There was once a man who swore constantly
, the tale goes, his whole life long. He left no part of Christ’s body untouched with his terrible oaths. His friends warned him that he should stop, but he would not, no matter what anyone said to him. One day, the most beautiful woman he had ever seen visited him. She was Mary, Christ’s mother, and she came to show the man her son. “Here is my son,” she told him, “lying in my lap, with his head all broken, and his eyes drawn out of his body and laid on his breast, his arms broken in two, his legs and feet also. With your great oaths you have torn him thus.” Just this scene is depicted in a circa 1400 wall painting from St. Lawrence’s Church, Broughton. Here, fashionable gentlemen hold parts of Christ’s body, which they have ripped from him with their oaths. Christ himself lies partially dismembered in his mother’s lap—note his right arm and leg, with the bones sticking out. Just as miracle-of-the-Host stories are supposed to show what really happens when the priest pronounces his “working word,” these complaints against swearers show what really happens when people swear.
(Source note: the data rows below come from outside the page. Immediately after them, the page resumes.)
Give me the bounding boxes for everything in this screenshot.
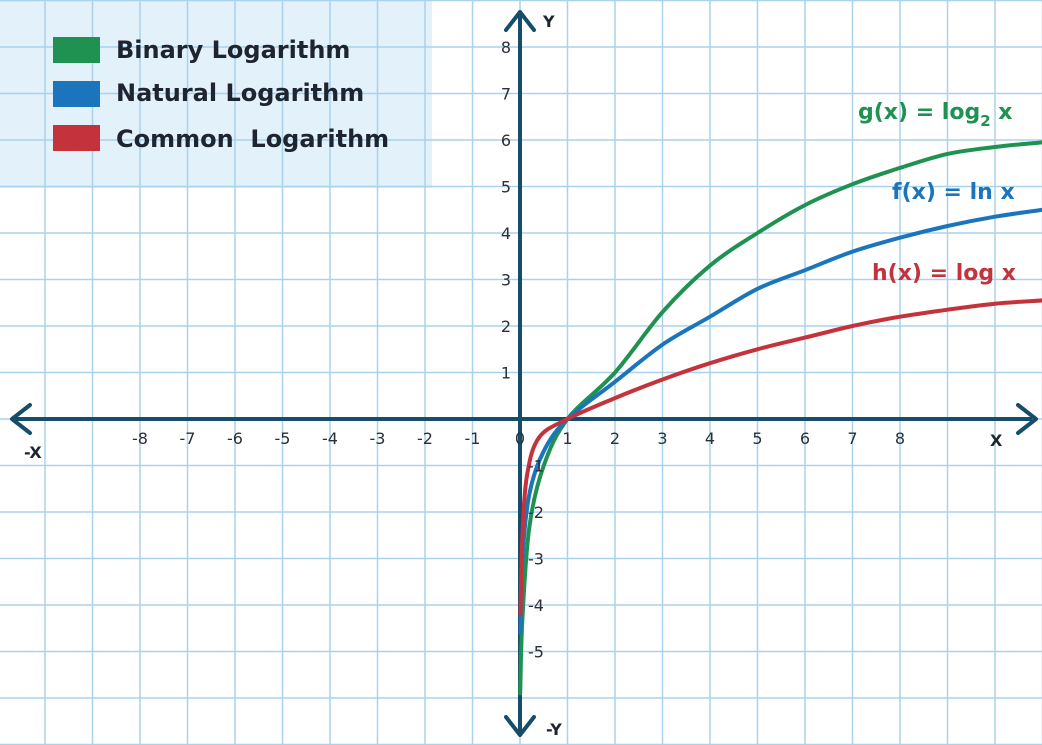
y-tick-label: 8 (501, 38, 511, 57)
y-tick-label: -2 (528, 503, 544, 522)
tick-labels: -8 -7 -6 -5 -4 -3 -2 -1 0 1 2 3 4 5 6 7 887654321-1-2-3-… (132, 38, 905, 662)
x-tick-label: -5 (275, 429, 291, 448)
x-tick-label: -3 (370, 429, 386, 448)
x-tick-label: -2 (417, 429, 433, 448)
y-axis-arrow-down (504, 715, 536, 737)
y-tick-label: 7 (501, 85, 511, 104)
x-tick-label: 3 (657, 429, 667, 448)
curve-series-1 (518, 207, 1042, 635)
y-tick-label: 5 (501, 178, 511, 197)
x-tick-label: 7 (847, 429, 857, 448)
y-pos-label: Y (542, 12, 555, 31)
x-tick-label: 2 (610, 429, 620, 448)
x-tick-label: -1 (465, 429, 481, 448)
y-tick-label: -1 (528, 457, 544, 476)
curves (518, 140, 1042, 696)
label-binary-log: g(x) = log2 x (858, 100, 1013, 130)
y-neg-label: -Y (546, 720, 562, 739)
x-tick-label: 1 (562, 429, 572, 448)
x-axis-arrow-right (1016, 403, 1038, 435)
y-tick-label: 4 (501, 224, 511, 243)
x-tick-label: 8 (895, 429, 905, 448)
x-tick-label: -6 (227, 429, 243, 448)
label-binary-log-main: g(x) = log (858, 100, 980, 125)
x-neg-label: -X (24, 443, 42, 462)
axis-names: X -X Y -Y (24, 12, 1003, 739)
y-tick-label: -4 (528, 596, 544, 615)
curve-series-2 (518, 298, 1042, 617)
legend-label-common: Common Logarithm (116, 125, 389, 153)
y-axis-arrow-up (504, 10, 536, 32)
label-natural-log: f(x) = ln x (892, 180, 1015, 205)
x-tick-label: 0 (515, 429, 525, 448)
x-tick-label: -4 (322, 429, 338, 448)
x-axis-arrow-left (10, 403, 32, 435)
x-tick-label: 6 (800, 429, 810, 448)
x-tick-label: -8 (132, 429, 148, 448)
y-tick-label: 1 (501, 364, 511, 383)
label-binary-log-tail: x (991, 100, 1013, 125)
y-tick-label: -5 (528, 643, 544, 662)
y-tick-label: -3 (528, 550, 544, 569)
legend-swatch-binary (53, 37, 100, 63)
y-tick-label: 2 (501, 317, 511, 336)
label-common-log: h(x) = log x (872, 261, 1016, 286)
curve-series-0 (518, 140, 1042, 696)
legend-label-natural: Natural Logarithm (116, 79, 364, 107)
x-tick-label: 5 (752, 429, 762, 448)
y-tick-label: 6 (501, 131, 511, 150)
x-pos-label: X (990, 431, 1003, 450)
legend-swatch-natural (53, 81, 100, 107)
function-labels: g(x) = log2 x f(x) = ln x h(x) = log x (858, 100, 1016, 286)
label-binary-log-sub: 2 (980, 112, 990, 130)
x-tick-label: -7 (180, 429, 196, 448)
x-tick-label: 4 (705, 429, 715, 448)
legend-swatch-common (53, 125, 100, 151)
y-tick-label: 3 (501, 271, 511, 290)
legend-label-binary: Binary Logarithm (116, 36, 350, 64)
legend: Binary Logarithm Natural Logarithm Commo… (53, 36, 389, 153)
In these two kinds of exempla, God reveals to our physical senses truths that we must ordinarily apprehend through faith. They echo the story of Doubting Thomas, who “will not believe” Christ’s resurrection until he “shall see in his hands the print of the nails, and put my finger into the print of the nails, and thrust my hand into his side” (John 20:25). Jesus makes allowances for Thomas’s human frailty and exposes his body to the disciple’s touch, his body proving his resurrection. Thomas deems this physical sight and touch to be satisfactory evidence, and he finally believes his God is risen.